Compact normed vector space Let $V$ be a normed vector space.If $V\neq \{0\}$ is it true that our space cannot be compact?
 A: Here is a compact normed vector space. Let $\mathbb F_2$ be the field with two elements $0,1$. Then $V:=\mathbb F_2$ is a $\mathbb F_2$ vector space. With the norm
$$
\|v\|:= \begin{cases} 0  & v=0\\ 1 & v=1\end{cases}
$$
is becomes a normed vector space. Of course, it is compact.
Seriously, normed vector spaces are usually defined over the reals or complex numbers. Then if $V\ne \{0\}$ there is a non-zero vector $v\in V$. Now consider the sequence $v_n:=n\cdot v$. This sequence does not have a convergent subsequence, hence $V$ cannot be compact.
A: A norm always implies a vector space over the field $\mathscr{F}$ of real or complex numbers.
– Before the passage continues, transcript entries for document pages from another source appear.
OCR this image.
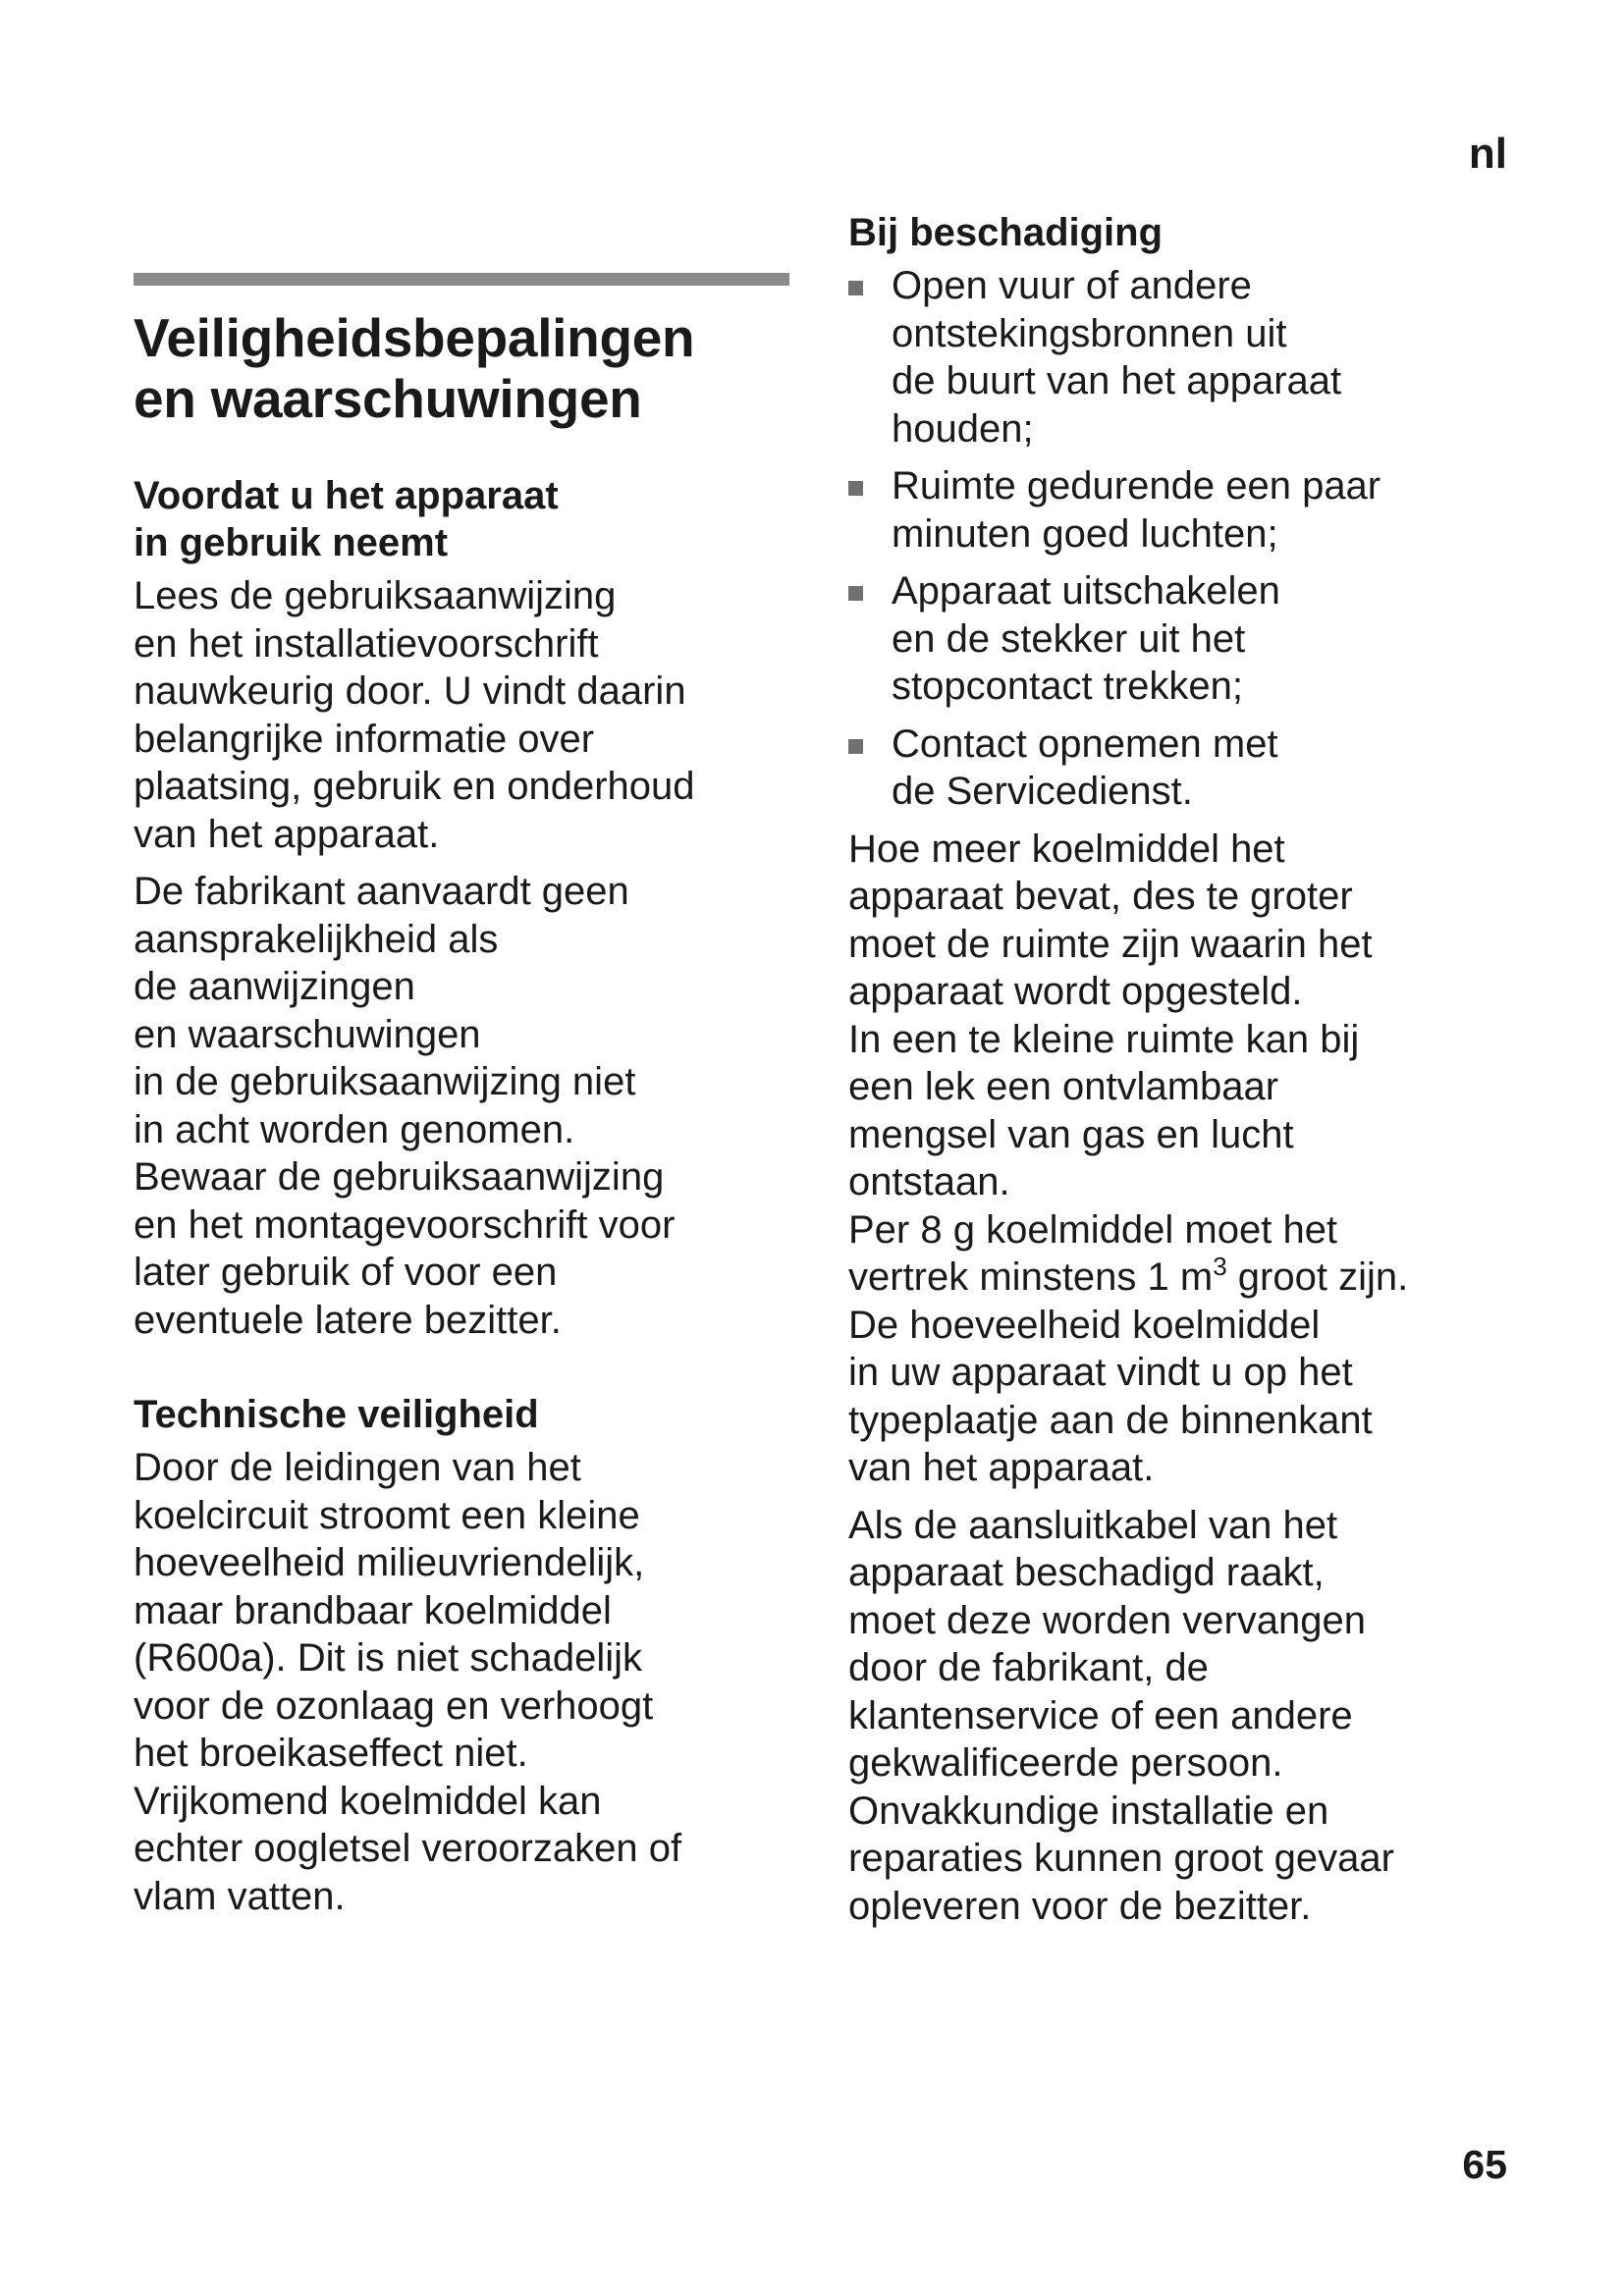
nl
Veiligheidsbepalingen
en waarschuwingen
Voordat u het apparaat
in gebruik neemt

Lees de gebruiksaanwijzing
en het installatievoorschrift
nauwkeurig door. U vindt daarin
belangrijke informatie over
plaatsing, gebruik en onderhoud
van het apparaat.

De fabrikant aanvaardt geen
aansprakelijkheid als
de aanwijzingen
en waarschuwingen
in de gebruiksaanwijzing niet
in acht worden genomen.
Bewaar de gebruiksaanwijzing
en het montagevoorschrift voor
later gebruik of voor een
eventuele latere bezitter.

Technische veiligheid

Door de leidingen van het
koelcircuit stroomt een kleine
hoeveelheid milieuvriendelijk,
maar brandbaar koelmiddel
(R600a). Dit is niet schadelijk
voor de ozonlaag en verhoogt
het broeikaseffect niet.
Vrijkomend koelmiddel kan
echter oogletsel veroorzaken of
vlam vatten.

Bij beschadiging
Open vuur of andere
ontstekingsbronnen uit
de buurt van het apparaat
houden;
Ruimte gedurende een paar
minuten goed luchten;
Apparaat uitschakelen
en de stekker uit het
stopcontact trekken;
Contact opnemen met
de Servicedienst.

Hoe meer koelmiddel het
apparaat bevat, des te groter
moet de ruimte zijn waarin het
apparaat wordt opgesteld.
In een te kleine ruimte kan bij
een lek een ontvlambaar
mengsel van gas en lucht
ontstaan.
Per 8 g koelmiddel moet het

vertrek minstens 1 $m^3$ groot zijn.

De hoeveelheid koelmiddel
in uw apparaat vindt u op het
typeplaatje aan de binnenkant
van het apparaat.

Als de aansluitkabel van het
apparaat beschadigd raakt,
moet deze worden vervangen
door de fabrikant, de
klantenservice of een andere
gekwalificeerde persoon.
Onvakkundige installatie en
reparaties kunnen groot gevaar
opleveren voor de bezitter.

65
For any unit vector $x \ne 0$,  the set $\{ \alpha x : \alpha \in \mathscr{F} \}$ is isometrically isomorphic to $\mathscr{F}$, which is definitely not compact.
A: A normed real vector space is also a metric space. A metric space is compact if and only if it is complete and totally bounded (in particular, complete and bounded). No non-zero real vector space is bounded  so no such space is compact. A similar argument holds for complex vector spaces.